The Building and Allied Trades' Union (BATU) is a trade union representing workers in the construction industry and furniture trade in Ireland.

==Forerunners==
Bricklayers in Dublin appear to have been unionised since at least 1792, and the Old Bodymen was founded in 1802, becoming the Regular Operative Brick and Stonelayers by the 1860s, and the Incorporated Brick and Stonelayers of the City of Dublin in the following decade. In 1888, it registered as the Ancient Guild of Incorporated Brick and Stone Layers Trade Union, although its membership was never large, peaking at 1,367 in 1970.

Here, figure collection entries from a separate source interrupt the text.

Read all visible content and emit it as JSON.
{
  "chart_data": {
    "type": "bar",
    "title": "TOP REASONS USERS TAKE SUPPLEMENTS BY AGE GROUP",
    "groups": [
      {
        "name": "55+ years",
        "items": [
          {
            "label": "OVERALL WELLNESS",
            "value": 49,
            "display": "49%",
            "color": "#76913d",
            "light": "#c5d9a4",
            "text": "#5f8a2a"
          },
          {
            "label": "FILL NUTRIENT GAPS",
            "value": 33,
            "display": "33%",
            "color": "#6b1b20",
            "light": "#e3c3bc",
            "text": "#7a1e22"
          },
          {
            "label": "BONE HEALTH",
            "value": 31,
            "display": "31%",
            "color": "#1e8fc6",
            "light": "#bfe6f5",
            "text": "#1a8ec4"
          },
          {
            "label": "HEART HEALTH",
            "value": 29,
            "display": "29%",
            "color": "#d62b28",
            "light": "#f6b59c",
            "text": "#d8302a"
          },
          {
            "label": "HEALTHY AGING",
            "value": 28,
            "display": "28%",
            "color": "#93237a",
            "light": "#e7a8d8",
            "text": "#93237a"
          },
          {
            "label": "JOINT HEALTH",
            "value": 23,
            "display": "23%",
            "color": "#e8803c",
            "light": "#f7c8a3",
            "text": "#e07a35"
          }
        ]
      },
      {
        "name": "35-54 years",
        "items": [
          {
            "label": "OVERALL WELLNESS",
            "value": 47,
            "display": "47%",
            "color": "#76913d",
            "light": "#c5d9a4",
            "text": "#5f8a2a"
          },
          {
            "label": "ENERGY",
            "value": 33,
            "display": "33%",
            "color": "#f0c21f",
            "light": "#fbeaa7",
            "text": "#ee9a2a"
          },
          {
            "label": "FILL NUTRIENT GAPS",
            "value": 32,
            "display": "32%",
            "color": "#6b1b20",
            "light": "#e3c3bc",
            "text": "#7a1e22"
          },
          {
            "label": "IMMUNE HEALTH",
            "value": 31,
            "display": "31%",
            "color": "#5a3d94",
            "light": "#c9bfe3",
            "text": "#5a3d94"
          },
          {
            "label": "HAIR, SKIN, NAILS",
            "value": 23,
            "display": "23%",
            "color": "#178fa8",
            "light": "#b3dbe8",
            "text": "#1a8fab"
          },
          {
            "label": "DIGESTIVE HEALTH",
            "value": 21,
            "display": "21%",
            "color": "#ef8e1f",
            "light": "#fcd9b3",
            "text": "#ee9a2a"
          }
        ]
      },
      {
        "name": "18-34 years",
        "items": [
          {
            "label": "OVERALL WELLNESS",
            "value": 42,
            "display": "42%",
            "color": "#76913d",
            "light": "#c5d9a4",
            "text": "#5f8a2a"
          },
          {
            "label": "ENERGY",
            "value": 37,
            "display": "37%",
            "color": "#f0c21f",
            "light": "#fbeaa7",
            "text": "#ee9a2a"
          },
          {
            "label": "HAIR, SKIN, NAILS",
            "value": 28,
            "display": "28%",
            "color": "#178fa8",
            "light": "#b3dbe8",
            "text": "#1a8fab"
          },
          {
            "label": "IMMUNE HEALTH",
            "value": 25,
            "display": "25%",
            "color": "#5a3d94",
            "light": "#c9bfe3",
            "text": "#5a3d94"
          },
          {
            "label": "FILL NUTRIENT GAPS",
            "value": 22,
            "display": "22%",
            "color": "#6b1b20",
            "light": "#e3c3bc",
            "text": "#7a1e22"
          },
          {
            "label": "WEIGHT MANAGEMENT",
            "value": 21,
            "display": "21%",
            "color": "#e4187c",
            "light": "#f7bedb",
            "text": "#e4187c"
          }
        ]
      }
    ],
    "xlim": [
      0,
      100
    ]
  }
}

In 1979, the Irish Union of Woodworkers merged with the Irish Society of Woodcutting Machinists, a small union founded in 1934 with a peak membership of 750, to form the National Union of Woodworkers and Woodcutting Machinists.

==Formation==
In 1998, the Ancient Guild of Incorporated Brick and Stone Layers' Trade Union merged with the National Union of Wood Workers and Wood Cutting Machinists, to form the new "Building and Allied Trades' Union".